Jovem, cara de bom moço, sucesso entre fãs adolescentes, colorado desde criancinha, respeito da torcida por ter crescido no Beira-Rio, onde chegou aos 13 anos, alvo do carinho de funcionários e dirigentes graúdos pela maturidade precoce que a paternidade de dois filhos ajudou a consolidar. De 19 de junho de 2011, quando pegou aquele pênalti contra o Coritiba no Couto Pereira, até o 79º jogo com a camisa 1 do Inter, neste domingo, diante do Sport, um ano se passou. Visto por este ângulo, a trajetória de Muriel é um conto de fadas.
Só que teve o antes, e foi um antes de fazer qualquer um desistir. Muriel já esteve numa situação desesperadora antes de herdar o trono de Taffarel, André e Clemer, respectivamente seus ídolos na infância em Novo Hamburgo, pré-adolescência na base do Inter e fase adulta, já como profissional.
Em 2009, ficou sem treinar quatro meses com hepatite, sentiu o carimbo de promessa que nunca acontece pegar e tornou-se o sexto goleiro, atrás de Renan, Lauro, Clemer, Agenor, Luiz Carlos e Ricardo. Para completar, por esta época nascia Francesco, segundo filho com a mulher, Elisângela. Maria Eduarda, a mais velha, tem seis anos. Dois filhos, pouco dinheiro e a carreira no precipício. Aí vieram os empréstimos - e a salvação.

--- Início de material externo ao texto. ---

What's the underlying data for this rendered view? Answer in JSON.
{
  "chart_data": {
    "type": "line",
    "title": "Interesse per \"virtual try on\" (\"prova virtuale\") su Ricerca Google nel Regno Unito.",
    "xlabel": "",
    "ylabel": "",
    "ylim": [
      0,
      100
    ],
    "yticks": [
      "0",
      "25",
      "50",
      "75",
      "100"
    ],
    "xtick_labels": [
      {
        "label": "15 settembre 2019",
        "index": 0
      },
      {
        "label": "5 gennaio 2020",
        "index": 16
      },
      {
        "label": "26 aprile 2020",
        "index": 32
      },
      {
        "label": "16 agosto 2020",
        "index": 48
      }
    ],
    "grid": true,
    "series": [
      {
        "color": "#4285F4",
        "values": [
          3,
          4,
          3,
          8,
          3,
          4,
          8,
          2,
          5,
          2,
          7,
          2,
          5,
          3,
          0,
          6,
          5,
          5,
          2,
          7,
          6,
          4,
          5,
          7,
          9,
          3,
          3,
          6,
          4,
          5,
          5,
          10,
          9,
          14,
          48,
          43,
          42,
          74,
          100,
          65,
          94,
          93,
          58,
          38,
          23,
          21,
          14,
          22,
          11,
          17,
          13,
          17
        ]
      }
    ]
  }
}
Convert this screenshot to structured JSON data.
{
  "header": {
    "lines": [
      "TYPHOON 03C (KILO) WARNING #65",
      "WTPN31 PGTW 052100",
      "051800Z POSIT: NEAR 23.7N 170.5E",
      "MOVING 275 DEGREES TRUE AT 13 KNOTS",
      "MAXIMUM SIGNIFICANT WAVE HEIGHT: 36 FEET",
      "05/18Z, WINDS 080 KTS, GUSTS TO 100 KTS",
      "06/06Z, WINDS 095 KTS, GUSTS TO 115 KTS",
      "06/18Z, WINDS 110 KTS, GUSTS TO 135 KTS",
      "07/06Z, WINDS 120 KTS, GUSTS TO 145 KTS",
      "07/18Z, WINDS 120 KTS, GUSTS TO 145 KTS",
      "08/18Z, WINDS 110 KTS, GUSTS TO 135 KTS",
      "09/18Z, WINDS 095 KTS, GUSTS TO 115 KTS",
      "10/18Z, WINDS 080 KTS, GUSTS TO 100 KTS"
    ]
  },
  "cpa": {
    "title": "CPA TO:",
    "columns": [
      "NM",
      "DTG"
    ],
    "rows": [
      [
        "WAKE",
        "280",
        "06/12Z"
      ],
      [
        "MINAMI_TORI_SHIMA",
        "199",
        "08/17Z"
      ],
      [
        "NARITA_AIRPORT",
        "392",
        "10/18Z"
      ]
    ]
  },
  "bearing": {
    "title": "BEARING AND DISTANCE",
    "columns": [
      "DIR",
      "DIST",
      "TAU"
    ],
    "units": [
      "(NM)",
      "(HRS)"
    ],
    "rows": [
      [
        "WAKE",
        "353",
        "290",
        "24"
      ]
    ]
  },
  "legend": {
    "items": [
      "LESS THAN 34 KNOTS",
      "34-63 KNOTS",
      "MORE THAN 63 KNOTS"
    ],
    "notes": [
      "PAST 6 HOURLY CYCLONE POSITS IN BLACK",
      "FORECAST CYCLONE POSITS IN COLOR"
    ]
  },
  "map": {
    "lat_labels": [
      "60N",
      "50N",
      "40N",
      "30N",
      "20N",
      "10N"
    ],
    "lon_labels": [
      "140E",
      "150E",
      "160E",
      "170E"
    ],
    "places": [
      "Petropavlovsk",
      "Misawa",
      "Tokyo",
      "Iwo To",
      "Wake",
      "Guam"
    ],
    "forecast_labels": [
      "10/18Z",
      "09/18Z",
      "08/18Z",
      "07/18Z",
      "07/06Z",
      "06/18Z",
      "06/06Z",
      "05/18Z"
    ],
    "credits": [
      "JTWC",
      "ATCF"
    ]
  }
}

No Caxias, fez um ótimo Gauchão. O primeiro passo da caminhada estava dado. Seguiu para a Portuguesa, então na Série B. Foi tão bem que a direção lusa insistiu até os 47 do segundo para trocá-lo por Fabrício. O então vice de futebol Roberto Siegmann bateu pé. Então, veio aquele jogo com a Coritiba. Muriel pegou o pênalti, garantiu o empate em 1 a 1 com mais um punhado de milagres, e o Inter desembolsou R$ 3 milhões pelo lateral-esquerdo - tudo para não incluir Muriel no negócio.
- Estas dificuldades me fortaleceram e me deram uma experiência fundamental. Valorizo muito cada dia vivido aqui no Beira-Rio depois do que passei. Nunca fui de desistir. Acho que é de família isso - diz Muriel.
Deve ser mesmo. Tudo bem que pais transmitem de tudo para os filhos, da voz ao jeito de andar, mas com os Becker é quase caso de quadro do Acredite se Quiser. O pai, José Augusto, 49 anos, jogava no gol. A mãe, Magali, 45, era goleira de handebol. O irmão, Alisson, 19, mede 1m93cm e não apenas é goleiro como pode a qualquer momento tornar-se reserva do irmão no Inter. Até o bisavô, Oscar, conforme relato de Muriel, atacava os chutes dos amigos em torneios amadores.
- Bom, dica é o que não falta em casa - diverte-se Muriel, que analisa cada um de seus jogos em vídeo para corrigir defeitos, ao lado do preparador Marquinhos.
Neste domingo, quando entrar em campo na Ilha do Retiro, o goleiro do Inter terá cumprido seu ritual de sempre. Para concentrar e relaxar, música gospel. Às vezes, rock nacional, mas a preferência é gospel, que Muriel vai com a família regularmente a cultos. Na volta a Porto Alegre, correrá para a família. Muriel faz tudo em família. Leva os filhos na escola antes de treinar. Se der tempo, também os busca.
No apartamento na Zona Sul, comprova-se: Elisângela, Duda, Francesco e o goleiro torcedor realmente jogam Banco Imobiliário e se arriscam juntos no PlayStation. Pelas estantes da casa, o motivo da paternidade precoce, aos 17 anos. Há retratos da família reunida por todos os lados. Dele, da mulher, dos pais, dos filhos, dos avôs, das tias, do irmão Alisson.
- O sonho de todo jogador é a Europa, mas eu prefiro pensar jogo a jogo. Não foi fácil chegar até aqui, mas o pior vem agora: me manter. Assim como está, me serve - sorri Muriel.
Se cumprir todo o contrato recém renovado, até o fim de 2017, Muriel ficará no Inter até os 30 anos. Nada mal para quem tinha hepatite, era o sexto goleiro e tinha dois filhos para criar com 20 e poucos anos.